Yang Jiechi, who took over as the Special Representative (SR) earlier this year following his promotion as State Councillor or the top diplomat, met with National Security Adviser Shivshankar Menon, his counterpart on the boundary negotiations, at the Diaoyutai State Guesthouse in central Beijing on Friday morning.
The talks have assumed particular significance following this year's leadership transition in China and the recent strains along the disputed border following the April 15 incursion by Chinese troops in Depsang, in Ladakh.
In introductory remarks before the talks began, Mr. Yang said the visit in May by new Premier Li Keqiang to New Delhi had “injected fresh and strong momentum” into the relationship.
“The two Special Representatives have a lofty mission and heavy responsibilities,” said the new Chinese State Councillor.
“I stand ready to work with you to build on the work of our predecessors and break new ground, to strive for the settlement of the China-India boundary question and to make greater progress in the China-India strategic and cooperative partnership in the new period,” he added.
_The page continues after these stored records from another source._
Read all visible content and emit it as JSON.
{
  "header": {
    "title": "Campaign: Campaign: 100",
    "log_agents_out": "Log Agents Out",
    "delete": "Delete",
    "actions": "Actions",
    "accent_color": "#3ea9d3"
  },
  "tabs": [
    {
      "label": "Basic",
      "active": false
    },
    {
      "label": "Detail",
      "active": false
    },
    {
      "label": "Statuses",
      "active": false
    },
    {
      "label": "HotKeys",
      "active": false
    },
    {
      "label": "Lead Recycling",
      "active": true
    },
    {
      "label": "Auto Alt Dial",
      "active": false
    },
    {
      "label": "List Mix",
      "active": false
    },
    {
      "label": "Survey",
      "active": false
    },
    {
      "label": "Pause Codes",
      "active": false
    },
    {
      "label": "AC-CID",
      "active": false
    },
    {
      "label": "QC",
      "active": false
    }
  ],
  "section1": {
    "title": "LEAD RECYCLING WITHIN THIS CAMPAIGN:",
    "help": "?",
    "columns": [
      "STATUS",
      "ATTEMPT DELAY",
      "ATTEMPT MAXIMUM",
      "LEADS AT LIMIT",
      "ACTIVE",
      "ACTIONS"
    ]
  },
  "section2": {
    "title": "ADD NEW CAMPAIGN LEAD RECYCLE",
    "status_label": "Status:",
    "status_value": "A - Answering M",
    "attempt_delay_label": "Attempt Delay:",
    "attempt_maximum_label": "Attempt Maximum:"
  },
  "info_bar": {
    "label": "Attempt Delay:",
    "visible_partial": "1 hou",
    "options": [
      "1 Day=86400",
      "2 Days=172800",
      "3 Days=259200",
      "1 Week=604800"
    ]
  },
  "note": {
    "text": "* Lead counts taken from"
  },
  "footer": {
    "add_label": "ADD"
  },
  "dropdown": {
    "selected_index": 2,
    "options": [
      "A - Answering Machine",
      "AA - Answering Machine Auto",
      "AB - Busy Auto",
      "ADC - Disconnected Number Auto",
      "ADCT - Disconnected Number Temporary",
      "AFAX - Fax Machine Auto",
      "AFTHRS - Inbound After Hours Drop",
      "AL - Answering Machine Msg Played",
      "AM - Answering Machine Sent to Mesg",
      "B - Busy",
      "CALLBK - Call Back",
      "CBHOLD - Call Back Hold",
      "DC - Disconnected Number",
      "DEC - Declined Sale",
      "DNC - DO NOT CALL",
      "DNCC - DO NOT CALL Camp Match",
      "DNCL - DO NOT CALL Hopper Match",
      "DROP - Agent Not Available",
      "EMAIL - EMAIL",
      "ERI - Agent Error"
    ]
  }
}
Mr. Menon described Mr. Yang as “an old friend”. He said both countries were meeting “at a moment when India-China relations have achieved a momentum and are moving in the right direction”.
“It is our conviction that we are at a moment of strategic opportunity for this relationship,” Mr. Menon said.
The visit of India's National Security Adviser is likely to be followed by that of Defence Minister A.K. Antony on July 4, at a time when both countries have been grappling with strains in the wake of the Depsang incident.
On Thursday, People's Liberation Army Major General Luo Yuan, a prominent Chinese military strategist known for his hawkish views, told The Hindu that China did not want to see “unexpected” incidents along the border with India.
The outspoken Major General had a surprisingly positive take on the state of relations, saying he did not even see the boundary dispute with India as figuring among China’s top five current military threats. He identified those threats as the East China Sea, where China is engaged in a dispute with Japan over the Diaoyu or Senkaku islands; the South China Sea, whose waters and islands are disputed by several countries; and recently newly emerging financial, cyberspace and “outer space” threats.